I suspect that bit of saved weight was on of the keys to them being able to be such large flyers.
When you look at the last few images in the progression, notice that the fore limbs get reduced, and eventually are lost altogether, along with most of the thoracic section of the body.
The majority of the organs rest in the enlarged pelvis, and the ribs that remain are just there to protect and pump the lungs.
In the final image, the animal has only one set of limb muscles that handle everything.
Both walking, and propulsion with the webbing stretched between the last two elongated toes.
The non-moving (but foldable) "wings" weigh less than a second pair of muscled limbs, resulting in an even greater weight savings than pterosaurs have.
In theoroy, this might let them match or exceed ahzdharchid size.
The tricky bit was creating an evolutionary path to flight.
Current research tells us that gliders don't turn into flyers unless they have a reason to develop flapping in the early stages of evolving the wing.
Otherwise it dead-ends with gliding, which is why vertebrate flight only evolved a few times despite there being a plethora of gliders.
With this little guy, display structures on the back gave a slight assist to water-running like the basilisk lizard via creating a slight ground effect air cushion.
bigger back fins allowed faster and further travel, eventually letting them lift off the water and use their webbed feet to "run" on the air.
Upon expanding away from the water, takeoff on land for the early versions of the creature would consist of a short takeoff run (Lizards can really accelerate when they need to) followed by flaring the back fins open, and up they go, "paddling at the air with their webbed feet to keep going.
A quick dash is enough for most lizards to escape predation.
Being about to take off at the end of the dash is just frosting on the cake.
So, that's my concept. Whaddya think?
Sockmonkey: I lke the scenario, but do wonder about 'running' on the air and paddling the air with webbed feet. If you think about animals paddling in water, that involves a clear backwards movement only, rather like an oar pushing back water. Water being heavy, it is possible to get good forward thrust from this. But would it work in air? Are there earth analogues for that? Or is the movement not a strict backwards movementt but something more complex, like wings and also like many fins? I suppose the 'wing toes'can be folded out of the way when walking.
ReplyDeleteAs for the idea that gliding does not lead to flying, I have my doubts whether that can be generalised. I admit i haveb;t followed the discussion closely. If gliding is good for an animal, surely gliding further would be more advantagous?

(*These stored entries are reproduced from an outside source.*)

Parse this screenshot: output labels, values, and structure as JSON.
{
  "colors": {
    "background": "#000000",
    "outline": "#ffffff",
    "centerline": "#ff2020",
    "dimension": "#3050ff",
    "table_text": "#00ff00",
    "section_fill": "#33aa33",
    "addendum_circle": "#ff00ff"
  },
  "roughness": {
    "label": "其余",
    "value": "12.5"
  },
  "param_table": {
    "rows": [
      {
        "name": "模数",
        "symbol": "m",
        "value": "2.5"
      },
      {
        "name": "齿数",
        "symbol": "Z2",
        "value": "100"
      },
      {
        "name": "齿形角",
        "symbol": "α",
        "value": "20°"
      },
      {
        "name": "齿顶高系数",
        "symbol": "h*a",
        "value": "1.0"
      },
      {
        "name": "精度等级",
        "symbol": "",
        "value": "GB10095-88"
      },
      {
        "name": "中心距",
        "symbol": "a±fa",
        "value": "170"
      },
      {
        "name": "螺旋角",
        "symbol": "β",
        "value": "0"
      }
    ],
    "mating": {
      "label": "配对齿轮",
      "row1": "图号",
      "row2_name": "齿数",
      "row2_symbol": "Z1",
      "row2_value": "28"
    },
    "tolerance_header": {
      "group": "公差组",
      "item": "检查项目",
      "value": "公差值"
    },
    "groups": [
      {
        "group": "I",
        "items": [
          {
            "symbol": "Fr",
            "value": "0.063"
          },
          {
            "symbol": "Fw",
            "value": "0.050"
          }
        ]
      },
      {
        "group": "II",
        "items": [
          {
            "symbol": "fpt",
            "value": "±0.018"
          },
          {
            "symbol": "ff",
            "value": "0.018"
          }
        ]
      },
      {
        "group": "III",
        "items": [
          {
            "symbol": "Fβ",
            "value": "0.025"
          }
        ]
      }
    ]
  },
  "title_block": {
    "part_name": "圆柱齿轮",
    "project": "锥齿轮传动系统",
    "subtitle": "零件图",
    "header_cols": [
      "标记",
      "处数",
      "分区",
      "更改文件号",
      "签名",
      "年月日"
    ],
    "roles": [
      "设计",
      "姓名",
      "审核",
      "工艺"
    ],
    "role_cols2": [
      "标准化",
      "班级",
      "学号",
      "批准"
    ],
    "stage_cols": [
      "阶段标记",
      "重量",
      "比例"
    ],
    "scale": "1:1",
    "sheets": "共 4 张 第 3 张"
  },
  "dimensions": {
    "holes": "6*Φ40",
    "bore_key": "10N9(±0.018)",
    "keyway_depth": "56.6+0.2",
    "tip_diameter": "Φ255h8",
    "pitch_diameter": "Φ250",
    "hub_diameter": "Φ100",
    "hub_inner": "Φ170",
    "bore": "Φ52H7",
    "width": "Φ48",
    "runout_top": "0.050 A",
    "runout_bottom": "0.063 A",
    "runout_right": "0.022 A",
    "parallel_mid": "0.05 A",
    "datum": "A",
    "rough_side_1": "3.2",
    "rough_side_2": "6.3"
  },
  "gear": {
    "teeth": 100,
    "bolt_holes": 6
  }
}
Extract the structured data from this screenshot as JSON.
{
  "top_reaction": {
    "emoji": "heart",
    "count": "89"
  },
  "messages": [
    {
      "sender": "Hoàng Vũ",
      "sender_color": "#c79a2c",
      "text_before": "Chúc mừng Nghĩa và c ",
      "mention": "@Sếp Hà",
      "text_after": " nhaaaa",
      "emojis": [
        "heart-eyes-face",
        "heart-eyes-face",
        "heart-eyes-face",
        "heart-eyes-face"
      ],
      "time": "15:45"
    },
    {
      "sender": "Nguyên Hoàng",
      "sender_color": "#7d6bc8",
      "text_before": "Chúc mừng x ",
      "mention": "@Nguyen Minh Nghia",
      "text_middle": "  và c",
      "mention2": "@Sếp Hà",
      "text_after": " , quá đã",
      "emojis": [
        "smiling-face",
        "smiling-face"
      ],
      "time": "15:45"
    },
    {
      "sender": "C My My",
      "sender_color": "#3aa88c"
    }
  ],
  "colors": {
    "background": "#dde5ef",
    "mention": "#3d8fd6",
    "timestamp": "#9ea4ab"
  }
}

Well, I think once in the air they would alter the stroke a bit. You're correct in that flapping for propulsion is more complex than paddling. According to the research, the push to glide better just makes the creature into a better glider because the sort of structural changes to flap for propulsion need to be in place from the beginning or they don't develop at all.
ReplyDeleteSockmonkey: (sorry for the delay) I can understand that it would be difficult to evolve active flapping flight from something like elongated ribs, but if a flight membrane is attached to limbs you would think there would be ample opportunity to adapt limb muscles to support flight. I tried to find papers on that but did not succeed. Can you point me to the research in question?